All students who learn another language outside of the classroom deserve the same credit.

(Rick Egan | The Salt Lake Tribune) Brigham Young University Graduates make their way to the Marriott Center for the 144th BYU Commencement, Thursday, April 25, 2019.

Utah universities and colleges must stop discriminating against their diverse students in favor of privileging Latter-day Saint students.

Recently, members of the Utah Republican State Central Committee passed a resolution saying critical race theory, “establishes the false premise that America has been and always will be a systemically racist nation.” What these legislators fail to acknowledge is that discrimination continues through complex religious and racial dynamics in Utah, with a key point of concern being Utah’s foreign language credit exam policies.

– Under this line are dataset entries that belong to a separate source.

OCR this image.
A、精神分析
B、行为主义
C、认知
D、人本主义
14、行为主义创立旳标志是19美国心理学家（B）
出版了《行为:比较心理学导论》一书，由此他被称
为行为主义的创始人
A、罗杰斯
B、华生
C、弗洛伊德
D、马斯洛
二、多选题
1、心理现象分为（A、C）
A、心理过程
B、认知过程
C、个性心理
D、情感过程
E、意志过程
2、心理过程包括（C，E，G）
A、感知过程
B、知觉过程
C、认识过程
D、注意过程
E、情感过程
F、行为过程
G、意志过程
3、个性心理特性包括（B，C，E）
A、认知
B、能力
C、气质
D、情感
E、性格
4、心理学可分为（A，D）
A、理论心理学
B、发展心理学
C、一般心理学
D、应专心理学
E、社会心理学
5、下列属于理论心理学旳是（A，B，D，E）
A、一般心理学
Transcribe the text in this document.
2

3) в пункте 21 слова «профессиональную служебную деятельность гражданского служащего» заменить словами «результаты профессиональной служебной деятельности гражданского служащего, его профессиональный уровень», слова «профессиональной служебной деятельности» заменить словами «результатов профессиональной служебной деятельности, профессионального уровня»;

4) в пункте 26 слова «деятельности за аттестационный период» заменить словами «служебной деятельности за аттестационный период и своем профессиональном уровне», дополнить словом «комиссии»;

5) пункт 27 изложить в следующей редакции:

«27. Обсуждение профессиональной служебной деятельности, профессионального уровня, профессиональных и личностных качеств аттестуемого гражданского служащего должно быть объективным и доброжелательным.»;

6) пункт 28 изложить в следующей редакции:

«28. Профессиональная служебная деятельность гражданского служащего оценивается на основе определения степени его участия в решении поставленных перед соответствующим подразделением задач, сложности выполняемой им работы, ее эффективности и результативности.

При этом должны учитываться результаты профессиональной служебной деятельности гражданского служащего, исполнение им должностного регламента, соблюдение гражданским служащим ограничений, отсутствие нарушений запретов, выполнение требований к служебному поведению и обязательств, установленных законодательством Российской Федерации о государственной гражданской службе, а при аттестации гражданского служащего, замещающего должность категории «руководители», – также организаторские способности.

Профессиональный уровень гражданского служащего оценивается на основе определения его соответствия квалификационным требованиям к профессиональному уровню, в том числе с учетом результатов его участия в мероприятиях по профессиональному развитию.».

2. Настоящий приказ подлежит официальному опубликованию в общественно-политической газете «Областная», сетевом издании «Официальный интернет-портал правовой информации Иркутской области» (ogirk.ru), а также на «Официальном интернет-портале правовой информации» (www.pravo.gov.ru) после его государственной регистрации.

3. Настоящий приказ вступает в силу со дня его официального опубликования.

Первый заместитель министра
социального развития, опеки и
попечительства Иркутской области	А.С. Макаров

Multiple institutions in higher education across the state allow returned missionaries of The Church of Jesus Christ of Latter-day Saints to purchase up to 16 credit hours of college credit for speaking a foreign language, but prevent their diverse students from taking the same exam to qualify for language credit. Schools deny the privilege of purchasing language credit to students who grew up speaking a foreign language, whether as a heritage speaker or an international student. However, these universities deem outside knowledge of a foreign language from a religious background to be of acceptable academic merit.

These institutional practices and written policies perpetuate a system of discrimination based on race and ethnicity. While this issue seems to be a statewide concern, three universities in particular have published information regarding these exams online, in no unclear terms. Other universities, I have been told, follow similar practices that are not readily transparent.

The University of Utah states on its website “international students are not eligible to purchase credits in their native language.”

Much to the same affect, Utah Valley University Policy 522 states: “Students may not take 1000 or 2000 level language courses in their dominant language, nor may they receive credit for those courses through testing procedures.”

Likewise, Weber State University’s procedures for foreign language credit state “students may not earn lower-division foreign language credit for proficiency in their native language.”

Not only do these policies unfairly privilege LDS students, but they also exacerbate inequities that threaten access to scholarships and funding for minority students. Bolstered by up to 16 credits, many LDS returned missionaries gain easy access to merit-based scholarships, while diverse students are expected to attend college in their second language, and must learn a third language to qualify for the bachelor of arts distinction.

Latter-day Saints gain their foreign language from experiences outside the classroom, so why is the same impermissible for students who grow up speaking a foreign language?

As a leader for diversity and equity in higher education, President Astrid Tuminez has stated Utah’s universities need to better support Latino students. I believe that changing these policies at UVU, and encouraging her peers across the state to re-examine their institutional practices would be a great start.

Arthur Diaz

Arthur Diaz, Murray, is a recent Utah Valley University graduate, the 2021 Student Champion of Inclusion, and was recently featured by the Utah division of Multicultural Affairs as an emerging leader in Utah.